THE WHO LIVE AT LEEDS...O ABSOLUTO DESASTRE!

   Eu sei que voce ama este disco. Sei que é um clássico. E concordo que o WHO é uma das 5 melhores bandas da história...Mas poxa vida! Keith Moon estraga todas as músicas deste disco! Ele acelera e desacelera, nunca mantém a batida. Ele castiga os pratos sem parar um segundo. Faz barulho. Seu compromisso é com o show, não com a batida.
  Tenho um amigo de 70 anos que viveu 20 em Londres. Viu 3 shows maravilhosos do WHO. E nos 3 Keith Moon fez trapalhadas. Ele conta que o público estava sempre tão louco quanto Moon e que por isso adoravam. Mas que hoje ele não seria tolerado.
  Keith Moon teve a sorte de contar com o melhor baixista ao seu lado. Entwistle melhora as músicas ao vivo. Segura o beat. E há Roger, um dos raros cantores do rock que nunca desafina ao vivo. NUNCA. E Pete, que ao contrário de Keith, percebe seus erros, que são muitos, e imediatamente, e de forma genial, os concerta transformando-os em ritmo.
  A imperfeição do WHO é tão charmosa quanto a dos Stones. Mas os erros dos Stones nunca são rítmicos. Charlie é um relógio.
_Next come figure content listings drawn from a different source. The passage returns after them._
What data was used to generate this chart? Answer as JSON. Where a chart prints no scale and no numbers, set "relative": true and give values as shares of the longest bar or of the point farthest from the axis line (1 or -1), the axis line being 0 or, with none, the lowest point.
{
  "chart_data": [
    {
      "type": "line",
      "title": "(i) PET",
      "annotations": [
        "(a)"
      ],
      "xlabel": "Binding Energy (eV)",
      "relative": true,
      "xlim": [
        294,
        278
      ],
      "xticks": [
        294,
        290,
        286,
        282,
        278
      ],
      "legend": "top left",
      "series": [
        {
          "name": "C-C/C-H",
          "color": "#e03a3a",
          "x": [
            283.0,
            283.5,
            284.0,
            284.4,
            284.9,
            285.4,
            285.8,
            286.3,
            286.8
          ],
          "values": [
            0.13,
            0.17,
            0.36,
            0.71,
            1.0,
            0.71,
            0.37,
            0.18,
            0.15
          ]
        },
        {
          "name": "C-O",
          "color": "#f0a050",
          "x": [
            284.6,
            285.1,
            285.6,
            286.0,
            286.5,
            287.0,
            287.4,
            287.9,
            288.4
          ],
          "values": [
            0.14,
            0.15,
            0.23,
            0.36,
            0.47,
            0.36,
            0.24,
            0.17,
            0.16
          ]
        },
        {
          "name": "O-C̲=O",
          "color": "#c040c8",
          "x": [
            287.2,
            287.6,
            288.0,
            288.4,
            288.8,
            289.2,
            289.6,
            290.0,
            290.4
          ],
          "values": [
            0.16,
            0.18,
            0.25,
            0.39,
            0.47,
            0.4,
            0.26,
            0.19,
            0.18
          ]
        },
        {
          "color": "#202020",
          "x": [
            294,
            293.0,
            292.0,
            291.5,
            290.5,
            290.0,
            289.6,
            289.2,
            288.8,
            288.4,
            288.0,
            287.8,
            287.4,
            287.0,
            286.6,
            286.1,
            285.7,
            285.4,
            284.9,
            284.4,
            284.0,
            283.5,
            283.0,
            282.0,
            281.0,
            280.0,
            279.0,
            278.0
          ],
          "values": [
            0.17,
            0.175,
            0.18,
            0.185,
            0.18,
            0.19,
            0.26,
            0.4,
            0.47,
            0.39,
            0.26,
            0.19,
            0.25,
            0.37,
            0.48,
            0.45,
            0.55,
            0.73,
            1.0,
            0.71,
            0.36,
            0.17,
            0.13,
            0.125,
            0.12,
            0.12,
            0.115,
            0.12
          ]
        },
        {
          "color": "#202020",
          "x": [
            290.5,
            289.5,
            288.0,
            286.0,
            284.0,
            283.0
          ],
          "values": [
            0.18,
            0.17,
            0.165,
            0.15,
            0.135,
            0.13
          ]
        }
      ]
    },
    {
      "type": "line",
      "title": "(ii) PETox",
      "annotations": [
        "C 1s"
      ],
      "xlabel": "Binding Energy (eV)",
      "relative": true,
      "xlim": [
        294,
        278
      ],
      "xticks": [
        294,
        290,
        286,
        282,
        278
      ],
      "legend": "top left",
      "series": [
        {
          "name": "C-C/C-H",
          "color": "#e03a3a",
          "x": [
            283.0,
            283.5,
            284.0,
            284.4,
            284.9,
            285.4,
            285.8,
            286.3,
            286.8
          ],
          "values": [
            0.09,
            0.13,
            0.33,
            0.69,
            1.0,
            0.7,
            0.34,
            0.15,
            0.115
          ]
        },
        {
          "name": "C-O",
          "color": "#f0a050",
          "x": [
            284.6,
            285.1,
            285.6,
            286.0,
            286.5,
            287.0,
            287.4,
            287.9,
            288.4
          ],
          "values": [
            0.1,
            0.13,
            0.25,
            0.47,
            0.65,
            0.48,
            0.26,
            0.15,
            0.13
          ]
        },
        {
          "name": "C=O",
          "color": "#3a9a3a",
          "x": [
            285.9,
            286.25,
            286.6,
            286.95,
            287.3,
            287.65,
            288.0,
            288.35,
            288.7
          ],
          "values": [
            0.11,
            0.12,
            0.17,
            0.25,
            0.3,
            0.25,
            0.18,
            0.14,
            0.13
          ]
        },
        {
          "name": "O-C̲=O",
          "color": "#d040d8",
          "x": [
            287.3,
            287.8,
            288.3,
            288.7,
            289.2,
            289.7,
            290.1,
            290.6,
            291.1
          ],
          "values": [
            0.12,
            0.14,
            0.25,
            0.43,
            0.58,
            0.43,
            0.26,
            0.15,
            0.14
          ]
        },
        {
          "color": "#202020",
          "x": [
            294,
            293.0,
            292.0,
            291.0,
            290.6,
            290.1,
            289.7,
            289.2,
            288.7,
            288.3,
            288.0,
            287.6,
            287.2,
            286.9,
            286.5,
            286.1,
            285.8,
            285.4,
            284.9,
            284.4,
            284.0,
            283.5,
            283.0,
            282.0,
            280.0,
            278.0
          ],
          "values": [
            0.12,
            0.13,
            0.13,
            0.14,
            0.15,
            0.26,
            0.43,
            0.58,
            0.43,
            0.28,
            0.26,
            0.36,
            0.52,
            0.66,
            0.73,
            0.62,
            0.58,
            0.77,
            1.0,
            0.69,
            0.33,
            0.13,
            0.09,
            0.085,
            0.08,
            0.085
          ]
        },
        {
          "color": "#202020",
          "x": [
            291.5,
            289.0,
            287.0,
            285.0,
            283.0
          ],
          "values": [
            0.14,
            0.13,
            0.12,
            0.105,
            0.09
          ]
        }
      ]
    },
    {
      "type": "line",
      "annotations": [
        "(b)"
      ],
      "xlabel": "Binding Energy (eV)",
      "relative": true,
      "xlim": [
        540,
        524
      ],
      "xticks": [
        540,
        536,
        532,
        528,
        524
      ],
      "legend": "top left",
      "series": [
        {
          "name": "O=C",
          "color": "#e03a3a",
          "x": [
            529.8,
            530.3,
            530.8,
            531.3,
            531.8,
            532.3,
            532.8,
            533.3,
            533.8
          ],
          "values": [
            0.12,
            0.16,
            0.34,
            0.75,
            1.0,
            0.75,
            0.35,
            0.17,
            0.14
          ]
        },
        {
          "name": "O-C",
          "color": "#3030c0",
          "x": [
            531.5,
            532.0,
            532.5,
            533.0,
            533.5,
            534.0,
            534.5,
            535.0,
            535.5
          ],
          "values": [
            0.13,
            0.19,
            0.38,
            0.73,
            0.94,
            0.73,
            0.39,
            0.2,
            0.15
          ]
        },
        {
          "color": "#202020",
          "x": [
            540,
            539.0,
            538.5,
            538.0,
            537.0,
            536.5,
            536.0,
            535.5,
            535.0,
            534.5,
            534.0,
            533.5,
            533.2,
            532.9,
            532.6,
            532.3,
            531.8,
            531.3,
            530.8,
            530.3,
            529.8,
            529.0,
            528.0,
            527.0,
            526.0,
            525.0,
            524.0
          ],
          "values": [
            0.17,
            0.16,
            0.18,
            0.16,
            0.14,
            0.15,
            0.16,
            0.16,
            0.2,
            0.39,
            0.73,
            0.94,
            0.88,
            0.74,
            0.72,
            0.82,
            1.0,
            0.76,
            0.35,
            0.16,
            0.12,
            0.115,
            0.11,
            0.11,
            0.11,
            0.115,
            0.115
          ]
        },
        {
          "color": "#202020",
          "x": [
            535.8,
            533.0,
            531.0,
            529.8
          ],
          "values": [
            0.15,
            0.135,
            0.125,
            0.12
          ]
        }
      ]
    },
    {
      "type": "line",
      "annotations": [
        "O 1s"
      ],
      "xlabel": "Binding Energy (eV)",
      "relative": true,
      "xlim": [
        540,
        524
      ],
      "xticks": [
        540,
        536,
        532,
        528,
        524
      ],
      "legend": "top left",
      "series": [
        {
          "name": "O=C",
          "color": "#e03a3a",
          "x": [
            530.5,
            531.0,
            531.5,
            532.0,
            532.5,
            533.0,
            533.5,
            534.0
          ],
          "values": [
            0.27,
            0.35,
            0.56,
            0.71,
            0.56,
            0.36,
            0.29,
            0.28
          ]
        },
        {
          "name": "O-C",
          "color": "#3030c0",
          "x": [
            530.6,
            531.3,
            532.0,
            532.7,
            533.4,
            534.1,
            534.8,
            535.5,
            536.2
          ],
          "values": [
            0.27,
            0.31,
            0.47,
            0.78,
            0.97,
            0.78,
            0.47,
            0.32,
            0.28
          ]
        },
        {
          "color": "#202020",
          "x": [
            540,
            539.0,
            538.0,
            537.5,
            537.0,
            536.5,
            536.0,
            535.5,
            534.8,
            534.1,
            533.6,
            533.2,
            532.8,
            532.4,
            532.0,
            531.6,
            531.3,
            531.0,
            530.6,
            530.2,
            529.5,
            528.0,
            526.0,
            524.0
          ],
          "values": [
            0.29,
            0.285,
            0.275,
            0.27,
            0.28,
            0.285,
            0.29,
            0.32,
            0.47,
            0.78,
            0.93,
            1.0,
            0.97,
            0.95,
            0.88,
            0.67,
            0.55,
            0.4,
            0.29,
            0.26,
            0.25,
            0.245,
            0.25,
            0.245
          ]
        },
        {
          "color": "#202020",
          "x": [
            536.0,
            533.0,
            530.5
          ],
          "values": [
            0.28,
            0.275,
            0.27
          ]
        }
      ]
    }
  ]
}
O tempo está sempre acertado. Quem erra é Mick e Richards, e seus erros não irritam nunca, porque a batida permanece. Eles podem errar à vontade. Charlie aprendeu isso no jazz: baixo e batera não podem se perder. Nunca. São o alicerce da obra.
  Moon erra. Todo o tempo. E nas raras vezes em que se acerta, logo é tomado pela fúria, e volta ao erro.
  Um grande baterista em potencia. Que perdeu a disciplina. Mitch Mitchell era melhor. Ginger Baker também. ( Para falar apenas dos "estrelos" de seu tempo ).

VITIMAS

   Um livro de Dalrymple em que ele explica o sentimentalismo do mundo de hoje. O fato de que pensamos com os sentimentos, o que não é pensar. Julgamos tudo por aquilo que sentimos. O ato de pensar com a razão, com a lógica, se perdeu. Analisamos com o coração. E só com o coração.
  Nesse mundo sentimental, tudo é inocência. Temos pena. Muita pena. Rousseau e os românticos trouxeram a ideia de que todo homem é por natureza inocente, bom e pacífico, e que a sociedade o corrompe. Daí a ideia geral de que a vítima é o nobre do mundo da bondade.
  Hoje todos são vítimas e ninguém tem culpa nenhuma sobre coisa alguma. A condição de vítima se tornou mérito.
  Dalrymple cita Sylvia Plath. Uma poeta ok, mas que se tornou mito por ser mulher, suicida, vítima do patriarcado, da repressão à mulher.
  Não li o livro todo ainda. Mas Dalrymple fala do óbvio que poucos percebem. De que a arte hoje se ocupa quase todo o tempo de vítimas falando sobre vítimas. E que mesmo a arte do passado é vista hoje sob a ótica do vitimismo. Desse modo, Mozart, que nada tinha de vítima, vira hoje um mártir do sofrimento. John Keats, um poeta feliz, é visto como um pobre sofredor que morreu cedo.
  Penso em gente como Jim Morrison, Cobain, Ian Curtis, James Dean, Marilyn, o que eles seriam se tivessem sobrevivido. Muito, muito de sua fama vem da sua condição de "vítima". Do que: da tal sociedade.
  Os montes de escritores cujo maior mérito é serem apenas filhos de um país pobre ou parecerem infelizes. Autores vítimas, assuntos sobre vítimas, leitores que se pensam vítimas. Todos inocentes.
  O cristianismo ( atenção: Dalrymple não é religioso ), fala em culpa, exatamente o oposto. Nascemos todos culpados e devemos fazer obras que nos livrem da culpa. O pensamento vitimista é seu oposto: nascemos puros e devemos nos preservar do mal que vem sempre de fora. Esse modo de pensar conduz, inevitavelmente, à indiferença. Olhamos o mal como algo distante de nós, algo que é "da sociedade", e o máximo que podemos fazer é ficar longe, não nos sujar.
  Nesse "não se sujar" surge a raiz da coisa: somos todos babys limpinhos, vivemos em um mundo que conhece um conforto jamais sonhado. E com todo filho mimado, culpamos sempre "a vida" por tudo de errado que fazemos, vemos, ou deixamos de fazer. Somos inocentes. E se infelizes, somos vítimas.
 A responsabilidade inexiste.
 E cultuaremos cada vez mais quem nos lembrar daquilo que somos: frágeis, infelizes, vítimas.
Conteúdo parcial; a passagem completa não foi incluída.